Che in Consiglio dei ministri si parli di Aleppo è la prova della sua importanza politica e militare. Ho percorso la pericolosa strada per i rifornimenti che si spinge a nord di Aleppo alcuni mesi fa e durante tutto il percorso ci piovevano sulla testa proiettili di ogni genere. L’autostrada a sud può essere attaccata in qualunque momento. Gli uomini di Al-Nusra si servono di mountain bike per attraversare il deserto di notte. “Alcuni mesi fa – continua il dottor Mekdad – prima dell’intervento diretto a sostegno dell’Isis e di Al-Nusra da parte della Turchia, dell’Arabia Saudita e del Qatar, stavamo per mettere a segno una storica avanzata. L’occupazione della città di Idlib non avrebbe avuto mai luogo senza il diretto intervento turco. Sono intervenuti migliaia di turchi e di ceceni che hanno attaccato Idlib e Jisr al-Shugour. Si alternano vittorie e sconfitte. Così è la guerra”.

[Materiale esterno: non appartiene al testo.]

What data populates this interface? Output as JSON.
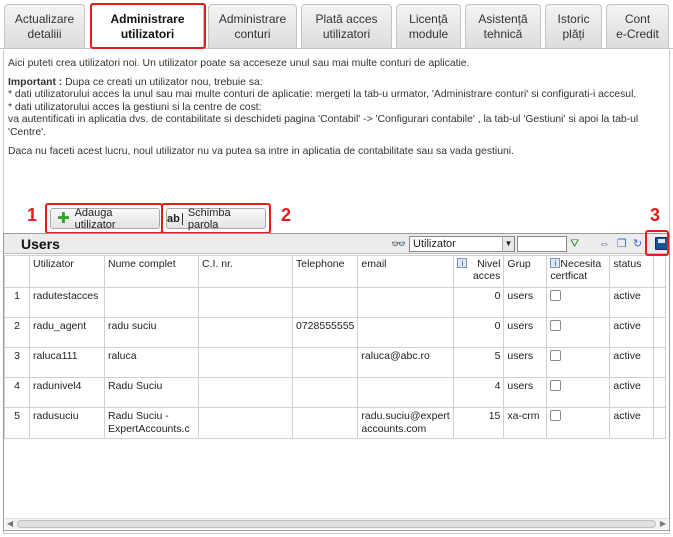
{
  "tabs": [
    {
      "label": "Actualizare\ndetaliii"
    },
    {
      "label": "Administrare\nutilizatori"
    },
    {
      "label": "Administrare\nconturi"
    },
    {
      "label": "Plată acces\nutilizatori"
    },
    {
      "label": "Licență\nmodule"
    },
    {
      "label": "Asistență\ntehnică"
    },
    {
      "label": "Istoric\nplăți"
    },
    {
      "label": "Cont\ne-Credit"
    }
  ],
  "intro": {
    "line1": "Aici puteti crea utilizatori noi. Un utilizator poate sa acceseze unul sau mai multe conturi de aplicatie.",
    "important_label": "Important :",
    "important_text": " Dupa ce creati un utilizator nou, trebuie sa:",
    "bullet1": "* dati utilizatorului acces la unul sau mai multe conturi de aplicatie: mergeti la tab-u urmator, 'Administrare conturi' si configurati-i accesul.",
    "bullet2": "* dati utilizatorului acces la gestiuni si la centre de cost:",
    "bullet2b": "va autentificati in aplicatia dvs. de contabilitate si deschideti pagina 'Contabil' -> 'Configurari contabile' , la tab-ul 'Gestiuni' si apoi la tab-ul 'Centre'.",
    "warning": "Daca nu faceti acest lucru, noul utilizator nu va putea sa intre in aplicatia de contabilitate sau sa vada gestiuni."
  },
  "buttons": {
    "add_user": "Adauga utilizator",
    "change_password": "Schimba parola",
    "ab_glyph": "ab"
  },
  "annotations": {
    "n1": "1",
    "n2": "2",
    "n3": "3"
  },
  "grid": {
    "title": "Users",
    "search_field": "Utilizator",
    "search_value": "",
    "columns": [
      "",
      "Utilizator",
      "Nume complet",
      "C.I. nr.",
      "Telephone",
      "email",
      "Nivel acces",
      "Grup",
      "Necesita certficat",
      "status"
    ],
    "rows": [
      {
        "idx": "1",
        "user": "radutestacces",
        "name": "",
        "ci": "",
        "phone": "",
        "email": "",
        "level": "0",
        "group": "users",
        "status": "active"
      },
      {
        "idx": "2",
        "user": "radu_agent",
        "name": "radu suciu",
        "ci": "",
        "phone": "0728555555",
        "email": "",
        "level": "0",
        "group": "users",
        "status": "active"
      },
      {
        "idx": "3",
        "user": "raluca111",
        "name": "raluca",
        "ci": "",
        "phone": "",
        "email": "raluca@abc.ro",
        "level": "5",
        "group": "users",
        "status": "active"
      },
      {
        "idx": "4",
        "user": "radunivel4",
        "name": "Radu Suciu",
        "ci": "",
        "phone": "",
        "email": "",
        "level": "4",
        "group": "users",
        "status": "active"
      },
      {
        "idx": "5",
        "user": "radusuciu",
        "name": "Radu Suciu - ExpertAccounts.c",
        "ci": "",
        "phone": "",
        "email": "radu.suciu@expertaccounts.com",
        "level": "15",
        "group": "xa-crm",
        "status": "active"
      }
    ]
  },
  "colors": {
    "highlight": "#e31d1d"
  }
}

Ma il dottor Mekdad non ha finito: “È ormai chiaro che senza riorganizzare e rafforzare l’esercito consentendogli di attuare tutte le decisioni prese dal comando, non sarà possibile raggiungere gli obiettivi prefissati”. Il dottor Mekdad ha parlato di nuovi armamenti che dovrebbero sostituire gli obsoleti carri del Patto di Varsavia. Ovviamente si tratta più di parole e promesse che di contratti già firmati. Ma Aleppo continuava a tornare nella nostra conversazione con l’insistenza di una zanzara. “Da un punto di vista strategico e umanitario le città contano tutte, ma nessuna è importante quanto Aleppo. Se si controlla una grande città è probabile che quelle più piccole finiscano per tornare sotto il tuo controllo. Perdere Aleppo sarebbe una catastrofe. Siamo però fiduciosi di poterla difendere. Ma la cosa principale è che la Siria sopravviva”.